GN: Mas na sua linha tem decisões que são gosto puro — a Provence, por exemplo. As proporções daquela poltrona são quase desafiadoras.

RS: A Provence é uma poltrona em conversa com Sergio Rodrigues. Eu desenhei ela depois de três anos olhando a Mole. A Mole é o monumento — eu não queria fazer Mole. Queria fazer outra coisa que conseguisse ocupar o mesmo cômodo sem disputar protagonismo com o Sergio. Aí o desenho ficou mais contido, mais geométrico. As proporções vieram desse exercício de não tropeçar no monumento.

A pureza tem outra natureza: é o que sobra quando você fez todo o trabalho de tirar — não quando você poupou trabalho.

Madeira como personagem

GN: A Provence sai em três madeiras — jequitibá, freijó, sucupira. Cada uma muda o caráter da peça. Como você pensa essa decisão?

RS: Madeira pra mim é personagem, não material. Jequitibá é uma poltrona quase clássica, sóbria, branda. Em freijó ela ganha uma luminosidade, fica mais leve visualmente. Em sucupira vira escultórica, pesada, dramática. Não é a mesma poltrona em três opções de cor — são três peças que compartilham geometria. Falo isso pros clientes: se você está em dúvida entre as três, o problema não é falta de informação. É que você ainda não decidiu que casa quer.

GN: Você trabalha tanto solo quanto via marcas — Arti, Hadra. Como você equilibra isso?

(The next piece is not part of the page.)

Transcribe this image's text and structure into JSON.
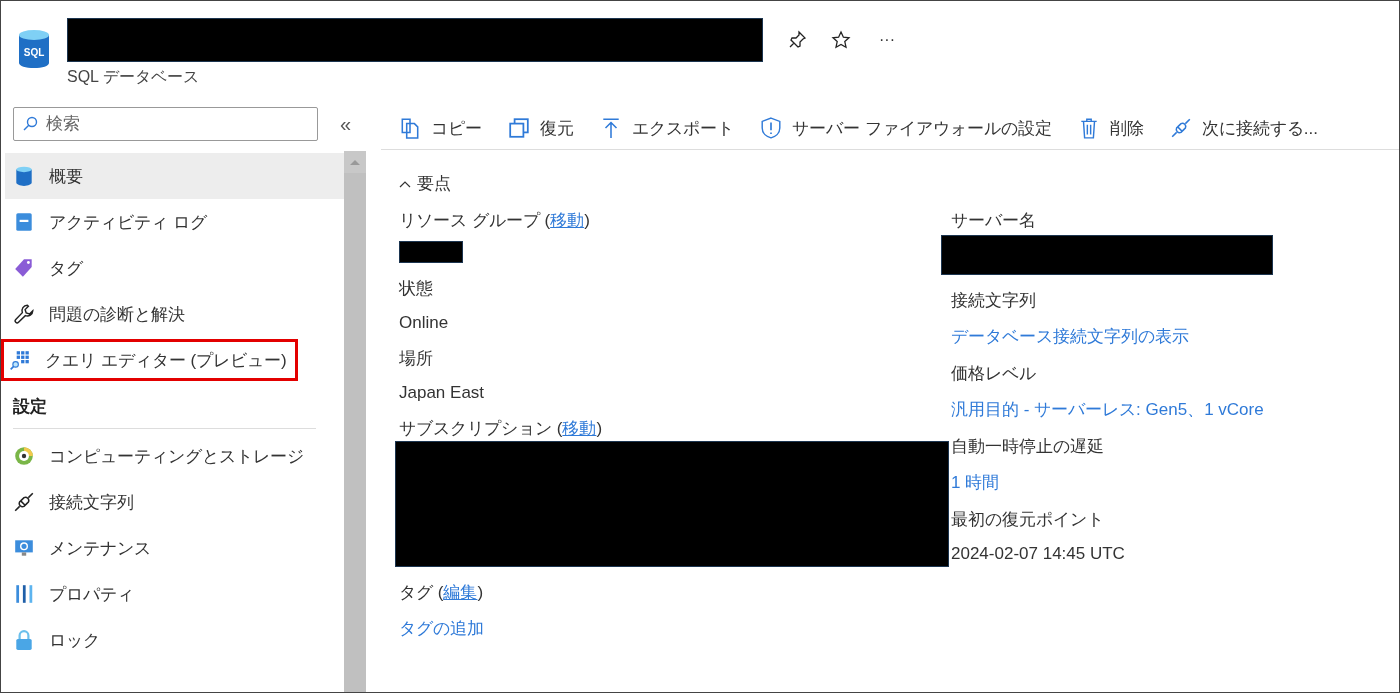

RS: Solo é onde eu testo. Marca é onde eu escalo. Quando uma peça funciona em prototipo no ateliê, eu posso decidir se ela é uma série pequena que sai daqui mesmo ou se ela tem vocação industrial e vai pra uma marca que tem estrutura pra fazer cinquenta por mês. Isso é decisão a frio — sem romantismo. Tem peças minhas que são solo porque jamais escalariam, e tem outras que precisam de uma marca pra existir comercialmente. O importante é não confundir.

O que muda na próxima década

GN: Como você vê o design brasileiro nos próximos dez anos?

RS: Vejo duas frentes acontecendo ao mesmo tempo. A primeira é a profissionalização da curadoria — gente como você que nomeia, escreve, contextualiza. Isso é novo. Há vinte anos era um pouco mais do que vitrine de loja. Hoje tem texto, tem critério. A segunda é a entrada de uma geração mais nova que cresceu vendo design como linguagem possível, não como hobby. Eles vão ser bem diferentes do que eu sou. Vou ser velho rápido — e tudo bem.

Saímos do ateliê dele às sete e pouco. A curva ainda não estava resolvida. Vou voltar daqui a duas semanas.